Mayor Gabriel Hydrick

I’d welcome any new business with the stipulation that we don’t want them threatening the health and welfare of the community. They’d need to be a good fit for our community.”

 

Councilman Spencer Short

The benefit would be the company would be sales tax-producing. And they would be leasing a space that’s been vacant for a long time.

The challenges are we don’t know what the issues are yet. The tenant would bring the city added revenue but part of the issue is we know that we have to provide a water supply to the site. Beyond that, we’re waiting for an application from HCC to fully review and move the project forward.

 

Councilman Stan Nader

“Obviously, we’re excited about the potential of the chemical company generating $90,000 in sales tax revenue; that’s great. But the only concern is that it’s a chemical company and I know staff is asking the company to provide more information about the chemicals they would be storing. If they are liquid, we would want to make sure they have containment. Markham Ravine is close by (the proposed Highway 65 building near the rifle range) and we’d want to make sure the company is making contingency plans for that.

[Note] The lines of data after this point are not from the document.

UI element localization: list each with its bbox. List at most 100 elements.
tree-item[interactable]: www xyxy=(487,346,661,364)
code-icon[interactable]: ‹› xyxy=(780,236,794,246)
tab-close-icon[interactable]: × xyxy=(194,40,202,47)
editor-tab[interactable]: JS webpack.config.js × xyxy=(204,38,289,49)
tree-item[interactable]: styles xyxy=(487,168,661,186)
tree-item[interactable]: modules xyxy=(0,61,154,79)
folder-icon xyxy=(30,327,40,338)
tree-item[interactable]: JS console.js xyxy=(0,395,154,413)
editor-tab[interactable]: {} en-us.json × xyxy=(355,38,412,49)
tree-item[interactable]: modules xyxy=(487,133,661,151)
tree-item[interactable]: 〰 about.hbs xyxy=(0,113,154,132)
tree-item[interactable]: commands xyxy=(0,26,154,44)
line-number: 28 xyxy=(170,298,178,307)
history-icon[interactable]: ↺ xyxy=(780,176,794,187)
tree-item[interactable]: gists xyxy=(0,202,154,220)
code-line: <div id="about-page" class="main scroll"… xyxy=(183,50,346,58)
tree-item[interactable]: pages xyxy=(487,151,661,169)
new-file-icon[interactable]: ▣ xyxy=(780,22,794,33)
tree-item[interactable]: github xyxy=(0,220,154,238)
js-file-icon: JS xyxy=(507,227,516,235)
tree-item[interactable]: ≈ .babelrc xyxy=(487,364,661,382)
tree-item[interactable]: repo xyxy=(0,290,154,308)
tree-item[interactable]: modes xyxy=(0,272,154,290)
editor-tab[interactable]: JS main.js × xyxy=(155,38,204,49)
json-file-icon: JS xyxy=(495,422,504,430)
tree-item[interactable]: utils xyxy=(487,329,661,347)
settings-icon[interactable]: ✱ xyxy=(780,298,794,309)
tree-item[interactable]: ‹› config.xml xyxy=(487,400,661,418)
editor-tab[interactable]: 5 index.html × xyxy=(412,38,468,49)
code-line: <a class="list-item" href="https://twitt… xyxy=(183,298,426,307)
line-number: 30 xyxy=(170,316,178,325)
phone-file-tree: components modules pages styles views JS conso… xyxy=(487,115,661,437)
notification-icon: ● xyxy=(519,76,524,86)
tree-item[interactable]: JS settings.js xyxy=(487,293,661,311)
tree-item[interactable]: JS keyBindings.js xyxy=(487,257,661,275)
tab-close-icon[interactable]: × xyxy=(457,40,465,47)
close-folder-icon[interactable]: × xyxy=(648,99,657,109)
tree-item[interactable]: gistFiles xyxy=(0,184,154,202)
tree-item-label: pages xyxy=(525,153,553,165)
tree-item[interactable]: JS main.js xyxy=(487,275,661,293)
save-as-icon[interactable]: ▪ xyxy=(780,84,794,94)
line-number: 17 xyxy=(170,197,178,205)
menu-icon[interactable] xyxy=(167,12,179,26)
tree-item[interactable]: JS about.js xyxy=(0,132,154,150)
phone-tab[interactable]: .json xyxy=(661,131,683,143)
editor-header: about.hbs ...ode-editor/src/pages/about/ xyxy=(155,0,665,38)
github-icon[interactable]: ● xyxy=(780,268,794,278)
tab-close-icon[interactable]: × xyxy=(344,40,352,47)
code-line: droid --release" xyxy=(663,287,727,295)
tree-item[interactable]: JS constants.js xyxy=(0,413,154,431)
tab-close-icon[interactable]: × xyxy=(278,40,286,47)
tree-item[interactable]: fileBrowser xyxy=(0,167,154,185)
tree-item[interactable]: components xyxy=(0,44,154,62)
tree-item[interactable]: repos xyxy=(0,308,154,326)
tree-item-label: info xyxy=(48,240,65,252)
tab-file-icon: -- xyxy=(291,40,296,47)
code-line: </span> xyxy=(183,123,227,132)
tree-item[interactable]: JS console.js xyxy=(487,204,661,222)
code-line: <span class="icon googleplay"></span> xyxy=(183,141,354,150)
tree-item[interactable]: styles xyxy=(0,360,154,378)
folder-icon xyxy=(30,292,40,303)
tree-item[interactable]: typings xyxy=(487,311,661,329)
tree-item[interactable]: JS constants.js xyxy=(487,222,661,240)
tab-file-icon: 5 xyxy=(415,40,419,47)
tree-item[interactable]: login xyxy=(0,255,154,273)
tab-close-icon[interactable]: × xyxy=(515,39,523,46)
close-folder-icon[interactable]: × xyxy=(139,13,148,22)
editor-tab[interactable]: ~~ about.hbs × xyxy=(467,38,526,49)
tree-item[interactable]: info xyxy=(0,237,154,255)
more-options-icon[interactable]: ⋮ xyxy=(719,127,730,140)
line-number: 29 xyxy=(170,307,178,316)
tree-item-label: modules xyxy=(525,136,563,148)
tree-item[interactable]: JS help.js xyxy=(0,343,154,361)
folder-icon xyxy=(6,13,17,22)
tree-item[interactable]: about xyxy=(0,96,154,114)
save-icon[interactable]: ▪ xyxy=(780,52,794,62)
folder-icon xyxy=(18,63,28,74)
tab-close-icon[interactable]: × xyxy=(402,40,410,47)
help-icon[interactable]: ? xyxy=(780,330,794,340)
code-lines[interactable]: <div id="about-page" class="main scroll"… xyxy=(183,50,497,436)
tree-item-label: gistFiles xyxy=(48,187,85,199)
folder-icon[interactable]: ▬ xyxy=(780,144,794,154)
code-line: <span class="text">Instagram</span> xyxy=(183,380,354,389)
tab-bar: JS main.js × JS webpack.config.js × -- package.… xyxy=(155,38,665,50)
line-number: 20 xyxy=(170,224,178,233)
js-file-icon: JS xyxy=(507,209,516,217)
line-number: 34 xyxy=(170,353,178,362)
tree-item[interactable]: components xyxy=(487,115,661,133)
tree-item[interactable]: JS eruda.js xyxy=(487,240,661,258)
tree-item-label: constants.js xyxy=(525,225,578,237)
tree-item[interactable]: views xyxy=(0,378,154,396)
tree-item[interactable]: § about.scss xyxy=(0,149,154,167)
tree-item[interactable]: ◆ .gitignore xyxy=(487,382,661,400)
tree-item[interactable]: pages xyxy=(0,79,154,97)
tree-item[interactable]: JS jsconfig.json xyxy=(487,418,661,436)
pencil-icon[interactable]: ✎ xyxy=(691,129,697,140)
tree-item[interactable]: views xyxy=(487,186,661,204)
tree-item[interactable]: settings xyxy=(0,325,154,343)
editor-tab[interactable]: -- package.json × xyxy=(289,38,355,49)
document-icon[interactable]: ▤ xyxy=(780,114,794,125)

We also want to make sure that Lincoln’s residents know we’re going to protect the environment as part of this process. This is a step in the right direction for economic development for the city but we want to make sure it’s the right fit.”

 

 

Councilman Paul Joiner:

 “I think every potential new business has the right to apply and go through our review process. The process and professional staff exist for just that reason, to review applications for appropriateness of location, compliance with the city's existing zoning and ordinances and, if need be, to require mitigation methods for any areas of concern.” 

 

Councilman Peter Gilbert

 “Many of your questions will be addressed by staff after research has been done.  My thoughts regarding those questions can be better addressed once we have full knowledge of what the applicant intends to do in the space under consideration.

Will they store chemicals on site? What are they and do they pose any safety issues? We were unable to ask these questions at our council meeting because the item was off agenda and we are limited by procedure and lack of a staff report to focus in on any concerns.

Obvious benefits are jobs (number is unknown), purchasing power of the company and employees, sales tax generation, etc.

In terms of any safety concerns, they will need to be addressed once we have knowledge of what those are.  If there are any, then staff will address them through their recommendations and the conditional-use permit process.”